But despite her seemingly endless adaptability and open-mindedness, there's always been one thing she and I never talked about: Grandma was a lifelong Republican.
As is often the case in multiparty families, politics was pretty much a topic non grata. Still, it was hard to ignore the fact that someone in our bloodline had, in all good conscience, voted for Eisenhower, Nixon, Reagan and those whose names others in my family have beat around.
Then, just last week when my wife and I were up at Grandma's retirement apartment having orange spice tea, she announced the unthinkable: "I am never going to vote for the Republicans again."
I had been doodling on a notepad while she said this and found myself quickly scribbling this down for proof just in case it had been blurted in a fit of senility.
A few days ago I called her again to see if she'd changed her mind. She hadn't. But she'd been thinking about it, and she had cultivated some astutely studied words about the Shrubbya.
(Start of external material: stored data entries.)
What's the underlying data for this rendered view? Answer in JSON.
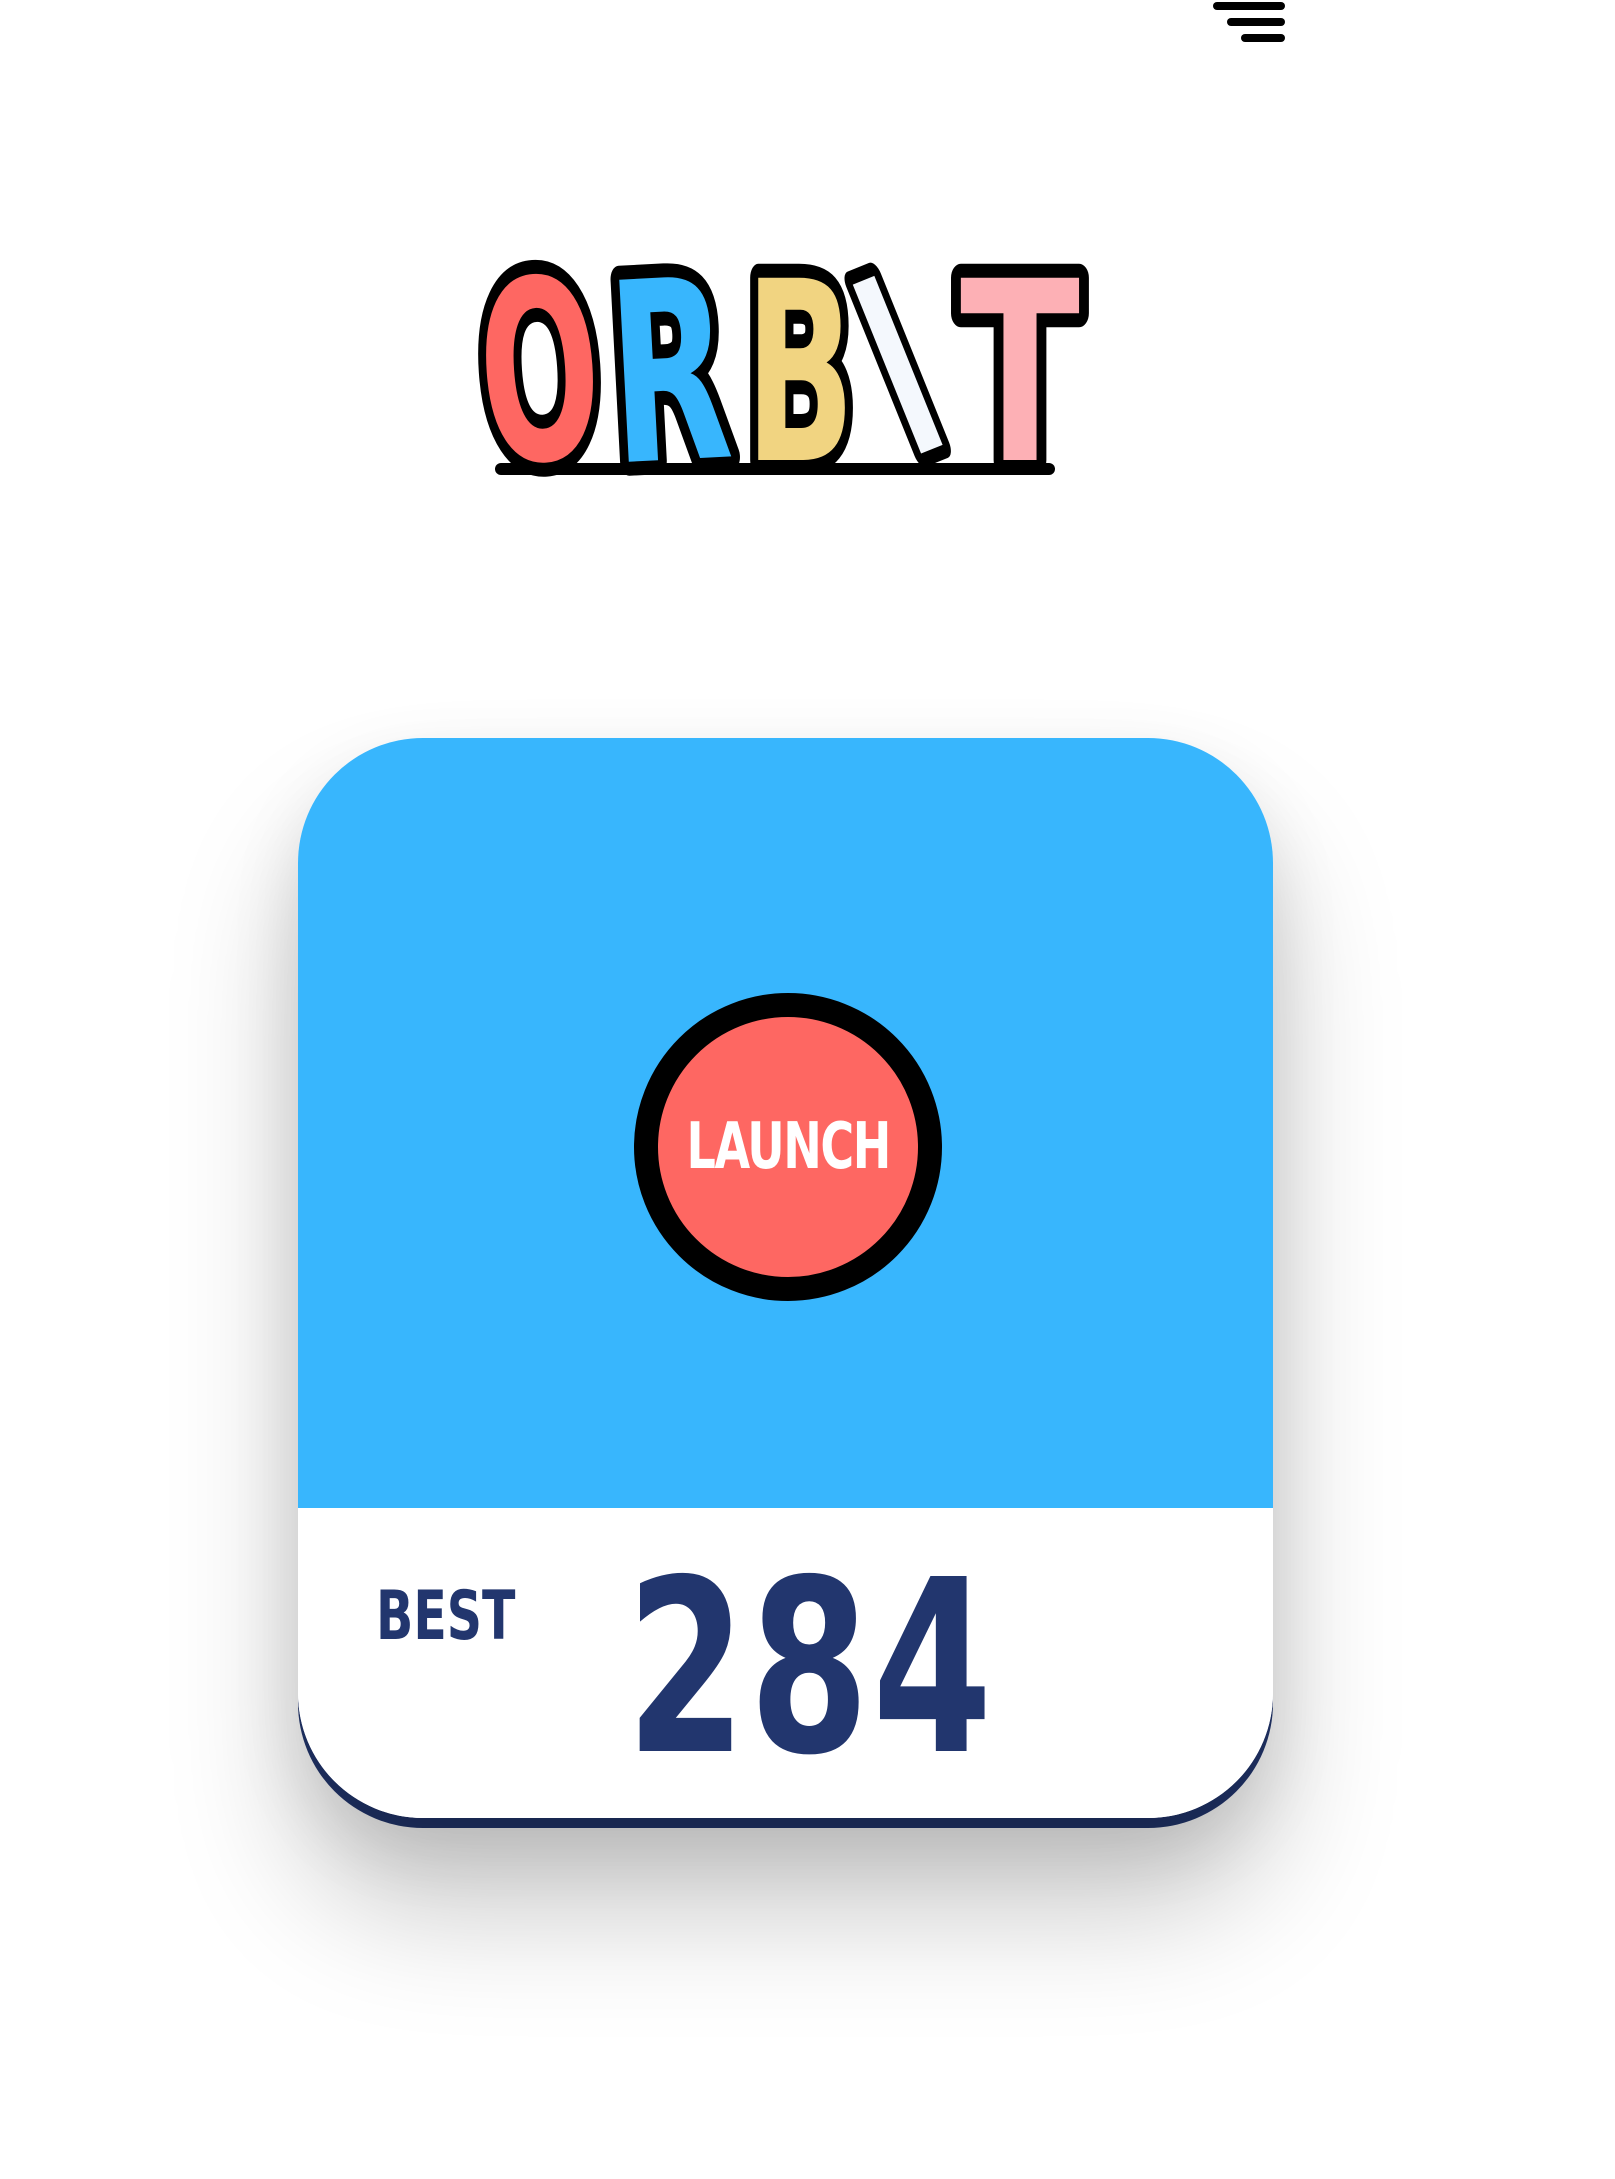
{
  "header": {
    "menu_icon": "menu-lines-icon"
  },
  "logo": {
    "letters": [
      {
        "char": "O",
        "color": "#fe6762"
      },
      {
        "char": "R",
        "color": "#38b6fd"
      },
      {
        "char": "B",
        "color": "#f1d481"
      },
      {
        "char": "I",
        "color": "#f4f8fd"
      },
      {
        "char": "T",
        "color": "#fdb0b5"
      }
    ]
  },
  "game": {
    "launch_label": "LAUNCH",
    "best_label": "BEST",
    "best_score": "284"
  },
  "colors": {
    "card_blue": "#38b6fd",
    "launch_red": "#fe6762",
    "navy": "#22366e"
  }
}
"I think that most of the decisions Bush has made have been ridiculous -- sending our troops to Iraq was a bad, bad choice," said Grandma, vehemently and with a brand of conviction I've not witnessed in the 31 years I've known her. "Afghanistan was bad enough. ... The billions we're going to spend on Iraq could be used on people in this country. Not everyone here is rich. There are lots of unmet needs, and those people get ignored. Even when he's passing a bill to enrich the populace, it's the well-to-do he's paying off."
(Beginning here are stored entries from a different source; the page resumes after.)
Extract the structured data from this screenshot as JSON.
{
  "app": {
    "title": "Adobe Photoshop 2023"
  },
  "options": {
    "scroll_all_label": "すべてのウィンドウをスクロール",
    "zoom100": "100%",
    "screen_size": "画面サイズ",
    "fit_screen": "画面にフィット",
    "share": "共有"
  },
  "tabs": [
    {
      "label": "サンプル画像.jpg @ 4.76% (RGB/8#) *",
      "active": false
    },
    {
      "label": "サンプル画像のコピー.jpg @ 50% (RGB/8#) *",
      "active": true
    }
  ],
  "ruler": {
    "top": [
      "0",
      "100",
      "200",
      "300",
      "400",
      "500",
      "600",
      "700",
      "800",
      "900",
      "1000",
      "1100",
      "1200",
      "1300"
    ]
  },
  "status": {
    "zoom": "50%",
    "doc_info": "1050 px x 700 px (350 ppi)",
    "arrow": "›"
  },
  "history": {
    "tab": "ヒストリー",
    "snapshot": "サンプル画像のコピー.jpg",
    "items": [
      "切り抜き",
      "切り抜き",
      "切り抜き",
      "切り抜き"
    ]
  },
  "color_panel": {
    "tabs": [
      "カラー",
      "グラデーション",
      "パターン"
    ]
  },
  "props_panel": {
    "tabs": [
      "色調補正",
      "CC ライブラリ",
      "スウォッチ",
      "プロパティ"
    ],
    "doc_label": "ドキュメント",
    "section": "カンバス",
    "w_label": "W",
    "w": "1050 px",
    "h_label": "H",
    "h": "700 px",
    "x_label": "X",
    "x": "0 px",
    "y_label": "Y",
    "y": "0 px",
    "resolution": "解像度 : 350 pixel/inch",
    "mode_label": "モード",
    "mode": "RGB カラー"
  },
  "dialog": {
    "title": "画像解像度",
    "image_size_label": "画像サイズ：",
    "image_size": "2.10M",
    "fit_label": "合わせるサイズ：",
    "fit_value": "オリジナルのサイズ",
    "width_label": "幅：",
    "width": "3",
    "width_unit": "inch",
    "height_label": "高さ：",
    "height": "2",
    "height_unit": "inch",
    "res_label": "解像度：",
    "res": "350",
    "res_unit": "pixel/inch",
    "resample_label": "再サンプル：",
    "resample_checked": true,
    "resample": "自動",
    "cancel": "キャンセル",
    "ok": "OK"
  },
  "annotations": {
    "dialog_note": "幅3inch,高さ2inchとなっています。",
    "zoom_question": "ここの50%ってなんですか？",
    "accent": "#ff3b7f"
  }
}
I asked her why she had been a Republican all these years.
"I started out a Republican because of your Grandpa," she said. "I didn't give it any thought."
She fished for some other long-lost rationale. "In my younger days I probably wasn't that studious about the issues, but now I don't have anything else to do and I listen to a lot of news and watch a lot of people on CNN."
Always a bon vivant, Grandma recently lost some of her fervent vivacity and adaptability when she began to go blind from macular degeneration. After months of a brooding depression that seemed like it might carry her to her grave, Grandma finally seemed to have found an almost Tiresian way to channel her blindness into a passionate new raison d'etre.
When I asked her why she'd voted for Bush in 2000, she said: "I thought he'd be a good president, but I know now that I made a mistake." She's interested in Democrat Wesley Clark because she thinks he has the military know-how to figure a way out of Iraq.
Finally, when I asked her how, after all these years and all the changes she's lived through, she had managed to keep an open mind about it all, Grandma said: "I just try to learn all that I can. Now that I'm here [at the retirement apartments] and have so little to occupy me, I get a lot of [information] over the tube and over the radio, and I think I pay more attention and it changes my viewpoint a lot.
"I'll probably make some Republicans mad, but that's all right. You sometimes have to stand up for what you see happening and I just think so much of it's wrong."
Grandma, good for you. As proud as I might be that you won't be voting for Bush in 2004, I'm even happier that you've found a way to live with your blindness: by staying adaptable, thinking for yourself and seeing your own truth.